Bouko et Thill, gendarmes intrépides

WALLONIE 14-18, LES CHEMINS DE LA MÉMOIRE Des héros de 1914, des monuments et des passionnés. Un tour de Wallonie entre passé et présent.

Journaliste au service Politique Temps de lecture: 3 min

T himister-Visé. Il n’y a pas loin entre ces deux étapes liégeoises. Le bocage du Pays de Herve, ses collines, ses haies et ses vaches, offrent peu de résistance. C’est déjà vrai le 4 août 1914 pour les troupes allemandes qui avancent à pas de géant vers les eaux de la Meuse, le fleuve stratégique.

De l’eau, il en est aussi beaucoup question ce jour-là pour Marc Poelmans. Sous la drache nationale, notre témoin nous attend stoïquement devant le monument visétois consacré à Auguste Bouko et Jean-Pierre Thill, sur la place Reine Astrid. Pour la photo, c’est loupé, il faudra revenir.

Notre interlocuteur est un spécialiste des très riches traditions locales et de l’histoire de Visé. Il se qualifie d’« amateur passionné », on confirme. Ce monument à Bouko et Thill, mine de rien, c’est un peu le sien.
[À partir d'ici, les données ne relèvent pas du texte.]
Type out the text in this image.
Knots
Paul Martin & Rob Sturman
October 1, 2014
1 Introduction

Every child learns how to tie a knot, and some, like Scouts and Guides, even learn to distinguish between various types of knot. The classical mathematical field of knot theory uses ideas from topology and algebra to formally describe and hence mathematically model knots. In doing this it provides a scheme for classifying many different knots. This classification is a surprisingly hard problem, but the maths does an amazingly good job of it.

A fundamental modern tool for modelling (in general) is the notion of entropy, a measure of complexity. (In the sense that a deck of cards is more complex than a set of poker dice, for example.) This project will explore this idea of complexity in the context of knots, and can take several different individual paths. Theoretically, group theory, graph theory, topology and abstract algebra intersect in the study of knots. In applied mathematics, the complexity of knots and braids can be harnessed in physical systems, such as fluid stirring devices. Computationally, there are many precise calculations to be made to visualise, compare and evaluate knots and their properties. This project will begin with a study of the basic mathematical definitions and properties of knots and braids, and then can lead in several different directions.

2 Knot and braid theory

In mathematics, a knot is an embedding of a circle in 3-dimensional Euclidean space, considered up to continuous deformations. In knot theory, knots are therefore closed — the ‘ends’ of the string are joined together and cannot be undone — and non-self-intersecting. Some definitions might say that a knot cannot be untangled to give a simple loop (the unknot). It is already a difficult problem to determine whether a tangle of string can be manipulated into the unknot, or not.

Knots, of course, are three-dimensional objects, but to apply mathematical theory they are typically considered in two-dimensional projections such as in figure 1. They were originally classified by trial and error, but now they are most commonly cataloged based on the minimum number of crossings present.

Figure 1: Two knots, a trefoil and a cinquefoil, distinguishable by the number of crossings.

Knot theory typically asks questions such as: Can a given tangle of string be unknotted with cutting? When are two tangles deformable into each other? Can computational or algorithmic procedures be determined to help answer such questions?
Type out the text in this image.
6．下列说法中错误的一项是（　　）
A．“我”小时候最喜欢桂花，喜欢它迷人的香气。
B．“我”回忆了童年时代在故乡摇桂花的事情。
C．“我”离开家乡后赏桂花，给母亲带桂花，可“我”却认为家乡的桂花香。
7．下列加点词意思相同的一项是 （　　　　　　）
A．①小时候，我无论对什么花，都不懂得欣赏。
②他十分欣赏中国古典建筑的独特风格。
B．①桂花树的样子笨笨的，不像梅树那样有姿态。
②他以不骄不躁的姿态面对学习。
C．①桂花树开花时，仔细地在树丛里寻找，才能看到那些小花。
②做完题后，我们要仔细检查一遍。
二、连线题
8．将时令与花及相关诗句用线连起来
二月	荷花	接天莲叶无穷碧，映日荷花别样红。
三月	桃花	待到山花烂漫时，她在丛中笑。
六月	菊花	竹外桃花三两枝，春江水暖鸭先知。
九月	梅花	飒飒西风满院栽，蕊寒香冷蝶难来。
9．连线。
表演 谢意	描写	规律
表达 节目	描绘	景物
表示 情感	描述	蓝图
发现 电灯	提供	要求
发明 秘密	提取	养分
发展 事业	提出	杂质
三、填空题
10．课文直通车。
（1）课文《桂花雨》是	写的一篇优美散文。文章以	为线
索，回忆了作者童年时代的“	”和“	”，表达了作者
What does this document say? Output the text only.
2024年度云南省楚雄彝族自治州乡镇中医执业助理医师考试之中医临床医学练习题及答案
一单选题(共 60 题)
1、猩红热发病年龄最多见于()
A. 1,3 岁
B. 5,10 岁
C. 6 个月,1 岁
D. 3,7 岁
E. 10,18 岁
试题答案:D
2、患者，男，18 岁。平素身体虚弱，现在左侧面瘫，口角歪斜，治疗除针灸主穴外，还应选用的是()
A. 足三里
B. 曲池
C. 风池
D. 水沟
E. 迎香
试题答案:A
Les deux hommes auxquels le petit édifice de pierre rend hommage étaient tous deux maréchal des logis de première classe à la gendarmerie. Jean-Pierre Thill avait 31 ans en 1914 et Auguste Bouko 51 ; ils étaient affectés à la brigade de Gemmenich.

« Le soldat Fonck a été tué à Thimister vers 11 heures et ces deux gendarmes vers 12 h 30, aux environs du collège Saint-Adelin. Ce sont les premiers gendarmes belges victimes du conflit, raconte Marc Poelmans. Ils avaient repéré des troupes allemandes dans la région au début de cette journée du 4 août. Ils les ont suivis discrètement dans l’espoir d’obtenir des renseignements. »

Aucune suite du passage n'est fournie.